Crozier began exhibiting symptoms before he was removed from the ship on Thursday, the New York Times reported on Sunday morning, citing two of Crozier’s close friends.

Navy Secretary Thomas Modly fired Crozier on Thursday, after a memo he wrote urging Navy leaders to get sailors off the ship faster in Guam due to a coronavirus outbreak leaked to the San Francisco Chronicle, Crozier’s hometown paper.

Modly said Crozier was not fired for raising concerns, but for emailing the memo over an unsecured and unclassified system and cc’ing more than 20 people, including some outside the chain of command, and for not bringing his concerns to his direct superior, who lived on the ship down the hallway from him.

Videos emerged on Friday of Crozier exiting the ship, and hundreds of crew members gathered together cheering, “Captain Crozier!”

Until the Times‘ report on Sunday, there was no indication that Crozier himself had tested positive for coronavirus, or was exhibiting symptoms himself.

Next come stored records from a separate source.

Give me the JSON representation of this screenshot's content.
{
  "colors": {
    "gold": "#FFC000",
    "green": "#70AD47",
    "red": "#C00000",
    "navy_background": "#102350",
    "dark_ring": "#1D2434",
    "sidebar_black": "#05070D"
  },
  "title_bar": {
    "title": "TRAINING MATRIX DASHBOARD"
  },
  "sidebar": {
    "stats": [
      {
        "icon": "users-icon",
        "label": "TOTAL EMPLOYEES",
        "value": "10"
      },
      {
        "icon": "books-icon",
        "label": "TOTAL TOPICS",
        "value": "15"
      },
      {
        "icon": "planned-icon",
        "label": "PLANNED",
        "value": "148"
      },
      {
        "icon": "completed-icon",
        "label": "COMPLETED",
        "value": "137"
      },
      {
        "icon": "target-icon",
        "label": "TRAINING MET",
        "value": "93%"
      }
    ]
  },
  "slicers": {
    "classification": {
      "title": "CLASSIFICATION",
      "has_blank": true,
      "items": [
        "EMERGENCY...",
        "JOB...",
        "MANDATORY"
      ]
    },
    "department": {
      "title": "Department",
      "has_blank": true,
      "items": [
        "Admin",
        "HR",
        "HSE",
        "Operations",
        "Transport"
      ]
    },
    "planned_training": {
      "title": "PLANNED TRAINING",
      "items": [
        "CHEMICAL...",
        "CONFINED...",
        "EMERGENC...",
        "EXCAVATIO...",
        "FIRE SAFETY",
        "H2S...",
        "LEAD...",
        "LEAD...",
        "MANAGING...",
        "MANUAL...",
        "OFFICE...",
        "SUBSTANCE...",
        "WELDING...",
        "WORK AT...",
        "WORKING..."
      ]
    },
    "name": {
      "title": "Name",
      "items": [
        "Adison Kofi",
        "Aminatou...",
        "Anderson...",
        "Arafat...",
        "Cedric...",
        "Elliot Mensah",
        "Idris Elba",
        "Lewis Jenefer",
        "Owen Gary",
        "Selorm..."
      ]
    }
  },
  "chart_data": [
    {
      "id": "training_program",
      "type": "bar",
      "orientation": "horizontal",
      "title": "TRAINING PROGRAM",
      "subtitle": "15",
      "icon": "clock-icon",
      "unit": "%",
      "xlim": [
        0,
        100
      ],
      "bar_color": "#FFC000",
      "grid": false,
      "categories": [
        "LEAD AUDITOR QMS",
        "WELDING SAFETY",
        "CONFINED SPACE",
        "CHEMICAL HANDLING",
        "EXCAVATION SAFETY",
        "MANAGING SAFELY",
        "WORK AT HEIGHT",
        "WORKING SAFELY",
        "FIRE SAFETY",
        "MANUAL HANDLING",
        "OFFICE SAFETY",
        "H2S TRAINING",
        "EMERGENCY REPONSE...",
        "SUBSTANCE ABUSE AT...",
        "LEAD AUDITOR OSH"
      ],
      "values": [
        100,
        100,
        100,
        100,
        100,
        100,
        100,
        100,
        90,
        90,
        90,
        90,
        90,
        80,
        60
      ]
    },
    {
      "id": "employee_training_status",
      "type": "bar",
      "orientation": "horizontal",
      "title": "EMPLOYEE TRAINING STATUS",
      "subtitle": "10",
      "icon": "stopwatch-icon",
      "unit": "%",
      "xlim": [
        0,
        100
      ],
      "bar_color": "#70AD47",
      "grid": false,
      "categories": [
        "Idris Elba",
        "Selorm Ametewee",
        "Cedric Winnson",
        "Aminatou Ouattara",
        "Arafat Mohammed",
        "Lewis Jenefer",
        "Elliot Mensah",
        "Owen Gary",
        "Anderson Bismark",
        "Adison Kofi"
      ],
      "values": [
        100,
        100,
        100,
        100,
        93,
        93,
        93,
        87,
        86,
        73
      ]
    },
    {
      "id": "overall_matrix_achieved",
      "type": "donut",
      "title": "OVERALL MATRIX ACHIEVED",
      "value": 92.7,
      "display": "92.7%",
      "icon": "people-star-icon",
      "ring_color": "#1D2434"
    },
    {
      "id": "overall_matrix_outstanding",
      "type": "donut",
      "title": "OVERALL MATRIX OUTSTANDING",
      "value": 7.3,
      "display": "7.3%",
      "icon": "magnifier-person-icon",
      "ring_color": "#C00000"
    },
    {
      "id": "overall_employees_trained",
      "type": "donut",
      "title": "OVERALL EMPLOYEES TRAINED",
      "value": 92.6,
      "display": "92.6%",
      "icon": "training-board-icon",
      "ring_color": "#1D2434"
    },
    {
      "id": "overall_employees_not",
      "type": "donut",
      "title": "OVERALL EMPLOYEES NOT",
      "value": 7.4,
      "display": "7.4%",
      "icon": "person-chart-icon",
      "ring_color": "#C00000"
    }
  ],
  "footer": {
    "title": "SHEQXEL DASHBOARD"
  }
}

It is not clear whether he had those symptoms at the time of his writing the memo, which was dated Monday, March 30. The memo leaked to the Chronicle the next day, Tuesday, March 31. Crozier was fired on Thursday, April 2.

“It is unclear when he was first tested for Covid-19 or when he received his results,” according to the Times.

A Navy spokesman told the Times that Crozier has been reassigned to the headquarters of the Naval Air Forces Pacific command in San Diego, but that he must complete a quarantine period first in Guam.

Democrat leaders on the House Armed Services Committee criticized Crozier’s removal as an “overreaction,” although they conceded that he “clearly” went outside the chain of command and “did not handle the immense pressure appropriately.”

Joe Biden has called Crozier’s firing “close to criminal” and has blamed the “Trump admin” despite the decision being Modly’s own.

“I think he should have a commendation rather than be fired,” he said.

President Trump on Friday said he backed Modly’s decision, and said the ship should have never stopped on a port visit to Vietnam just several weeks ago.

Navy leaders have previously defended that decision, saying there were only 16 known cases of coronavirus further up north at the time.